Kate Llewellyn grew up at Tumby Bay on Eyre Peninsula, later moving to Adelaide where she trained and worked as a registered nurse at the Royal Adelaide Hospital (graduating in 1958). She also owned and directed two art galleries in Adelaide (1956-1972). Llewellyn enrolled in 1970 at the University of Adelaide, graduating with a BA in history and classics in 1977. She worked on the Unley Planning Study 1978, and in the Women's Advisory Unit of the Premier's Department 1979. Also in 1979, she spent two months in Paris and London.

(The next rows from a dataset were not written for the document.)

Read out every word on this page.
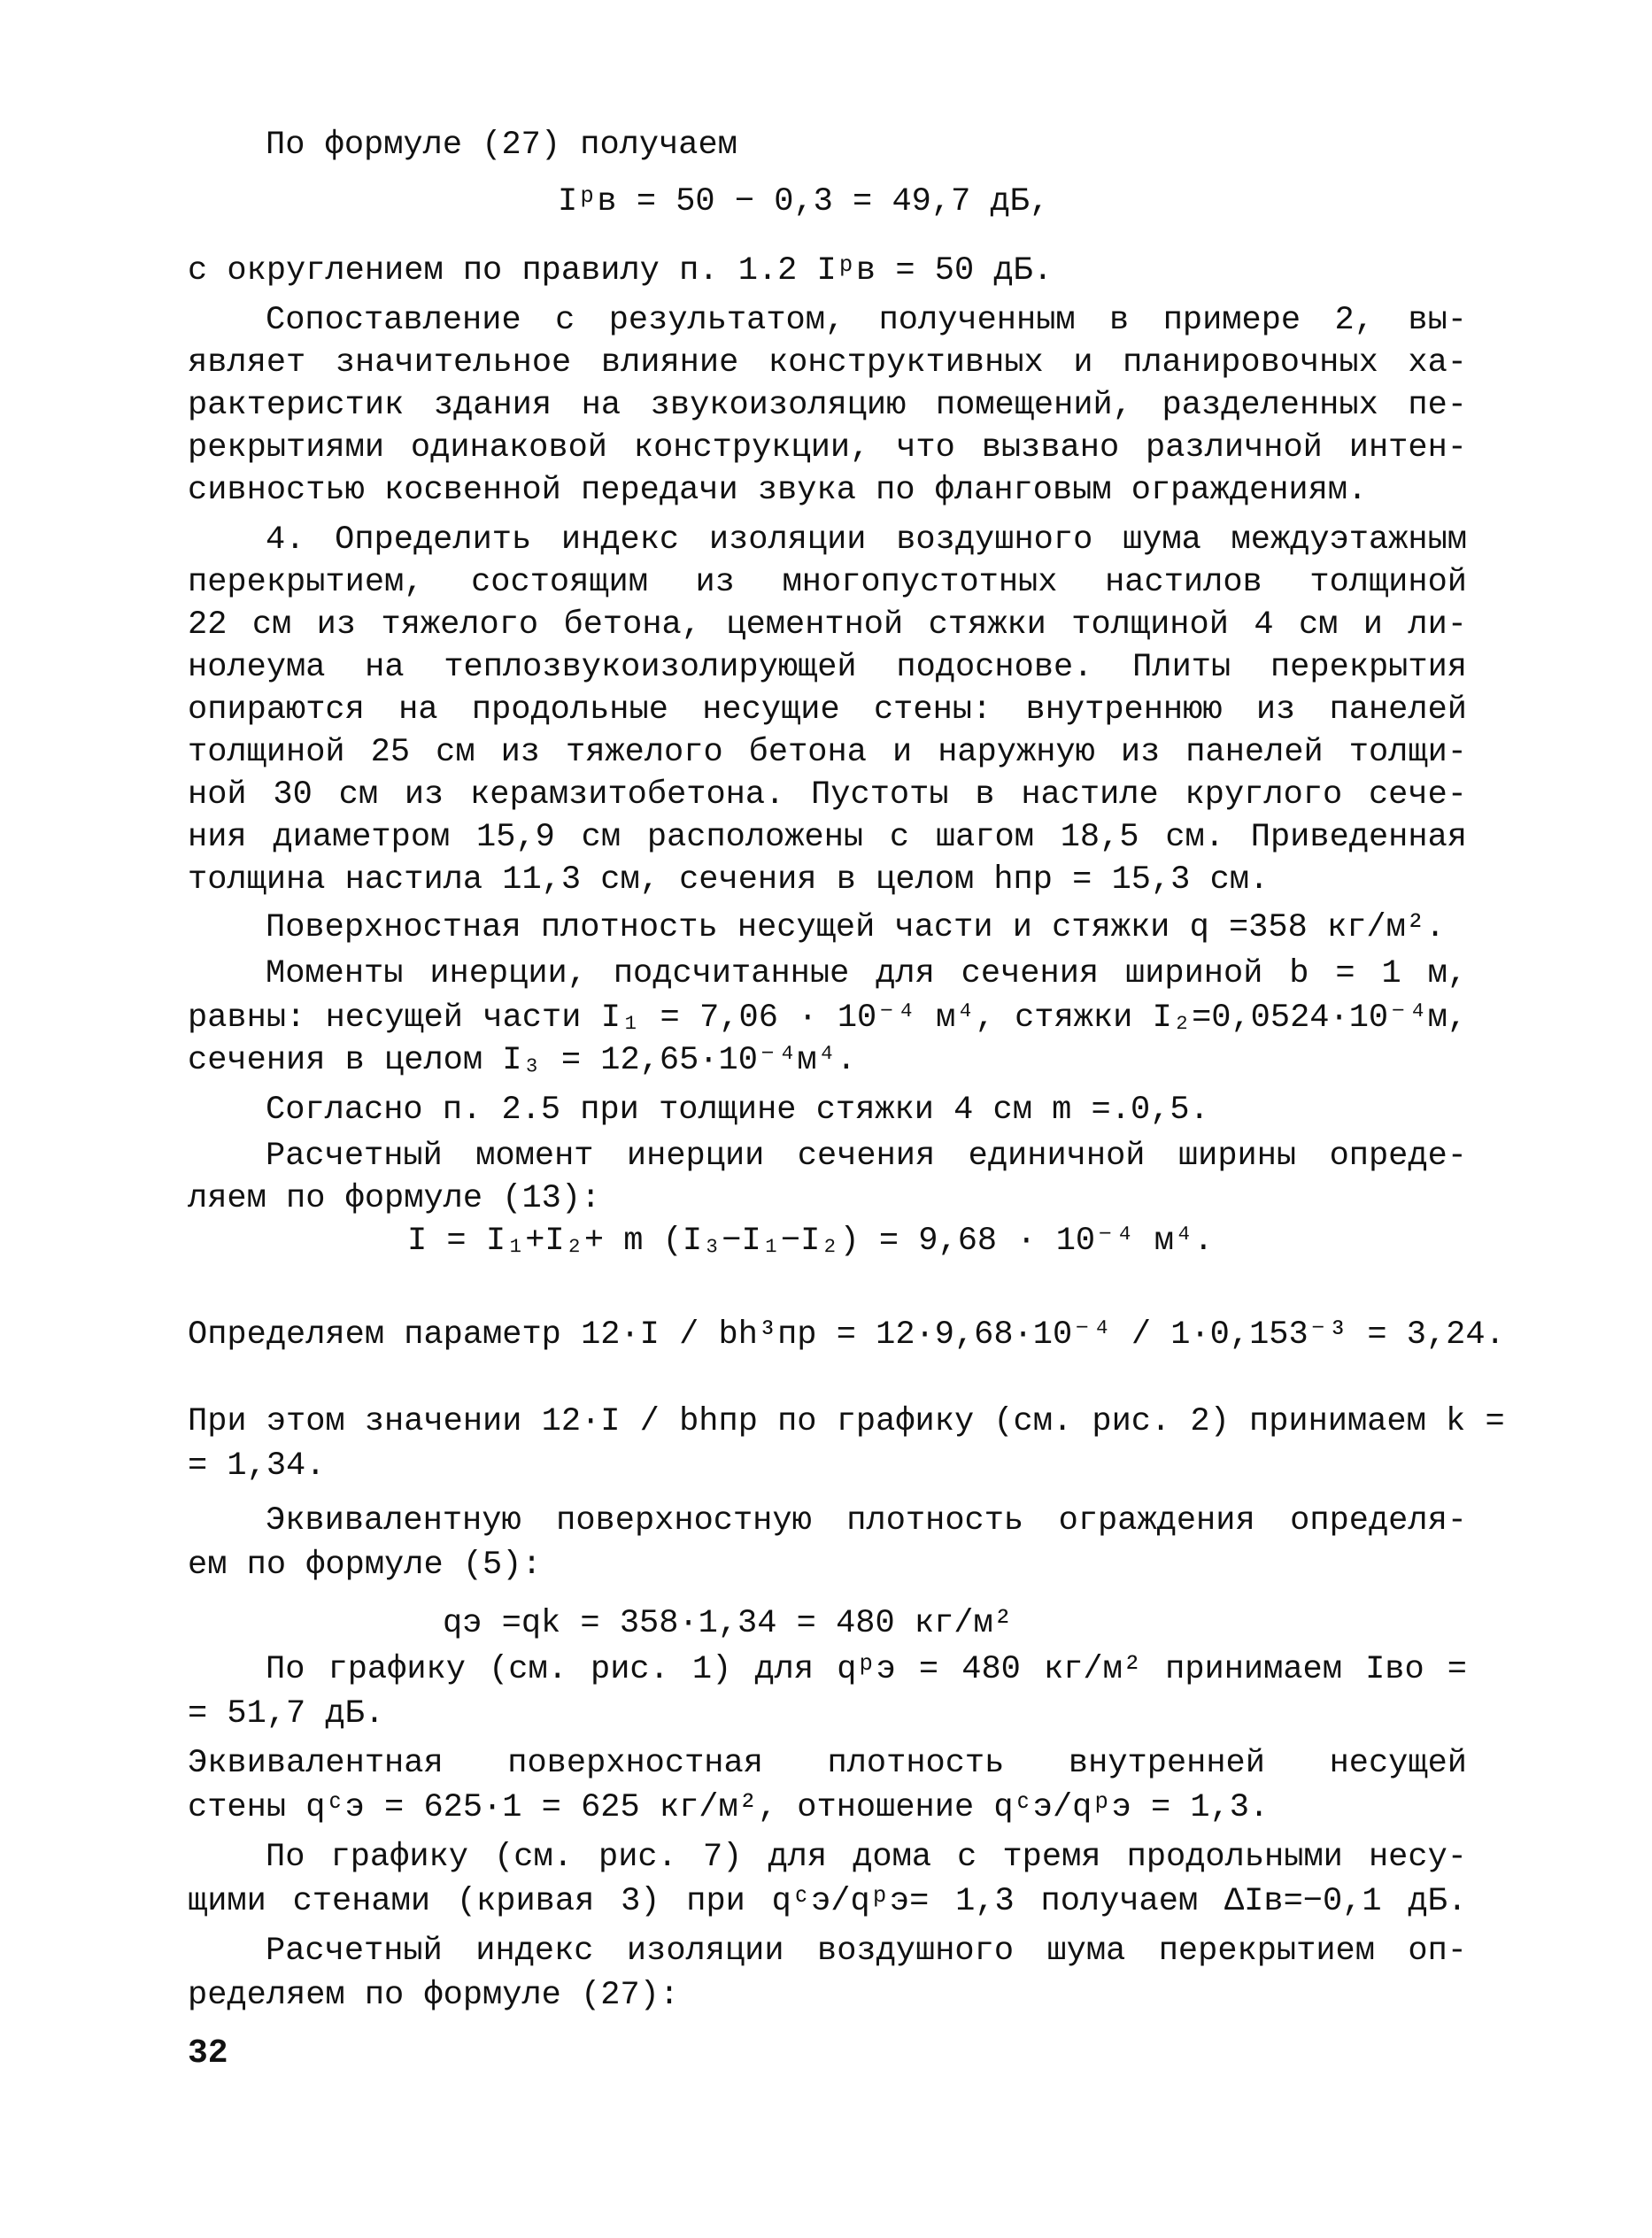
По формуле (27) получаем
Iᵖв = 50 − 0,3 = 49,7 дБ,
с округлением по правилу п. 1.2 Iᵖв = 50 дБ.
Сопоставление с результатом, полученным в примере 2, вы-
являет значительное влияние конструктивных и планировочных ха-
рактеристик здания на звукоизоляцию помещений, разделенных пе-
рекрытиями одинаковой конструкции, что вызвано различной интен-
сивностью косвенной передачи звука по фланговым ограждениям.
4. Определить индекс изоляции воздушного шума междуэтажным
перекрытием, состоящим из многопустотных настилов толщиной
22 см из тяжелого бетона, цементной стяжки толщиной 4 см и ли-
нолеума на теплозвукоизолирующей подоснове. Плиты перекрытия
опираются на продольные несущие стены: внутреннюю из панелей
толщиной 25 см из тяжелого бетона и наружную из панелей толщи-
ной 30 см из керамзитобетона. Пустоты в настиле круглого сече-
ния диаметром 15,9 см расположены с шагом 18,5 см. Приведенная
толщина настила 11,3 см, сечения в целом hпр = 15,3 см.
Поверхностная плотность несущей части и стяжки q =358 кг/м².
Моменты инерции, подсчитанные для сечения шириной b = 1 м,
равны: несущей части I₁ = 7,06 · 10⁻⁴ м⁴, стяжки I₂=0,0524·10⁻⁴м,
сечения в целом I₃ = 12,65·10⁻⁴м⁴.
Согласно п. 2.5 при толщине стяжки 4 см m =.0,5.
Расчетный момент инерции сечения единичной ширины опреде-
ляем по формуле (13):
I = I₁+I₂+ m (I₃−I₁−I₂) = 9,68 · 10⁻⁴ м⁴.
Определяем параметр 12·I / bh³пр = 12·9,68·10⁻⁴ / 1·0,153⁻³ = 3,24.
При этом значении 12·I / bhпр по графику (см. рис. 2) принимаем k =
= 1,34.
Эквивалентную поверхностную плотность ограждения определя-
ем по формуле (5):
qэ =qk = 358·1,34 = 480 кг/м²
По графику (см. рис. 1) для qᵖэ = 480 кг/м² принимаем Iво =
= 51,7 дБ.
Эквивалентная поверхностная плотность внутренней несущей
стены qᶜэ = 625·1 = 625 кг/м², отношение qᶜэ/qᵖэ = 1,3.
По графику (см. рис. 7) для дома с тремя продольными несу-
щими стенами (кривая 3) при qᶜэ/qᵖэ= 1,3 получаем ΔIв=−0,1 дБ.
Расчетный индекс изоляции воздушного шума перекрытием оп-
ределяем по формуле (27):
32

It was during her undergraduate years that Llewellyn began writing. She won the Bundey Prize for English Verse in 1975. Her first collection, Just a Minute, was published in Sisters Poets 1 (1979), and her first book of poetry, Trader Kate and the Elephants (1982) won the Ann Elder Award. In 1981 she was National Secretary of the Poets' Union. She has read at Friendly Street, Writers' Week, SA Poets' Union readings, schools, colleges and universities. Her poems have been broadcast on Writers' Radio' (5UV).
In 1983 Llewellyn moved to Sydney, and in 1985 moved to Leura, in the Blue Mountains for a time. There she wrote her Blue Mountains trilogy, The Waterlily, Dear You and The Mountain. Llewellyn has also published international travel diaries and a book of essays (The Floral Mother). Divorced in 1972, she has a son Hugh and a daughter Caro who is also an author.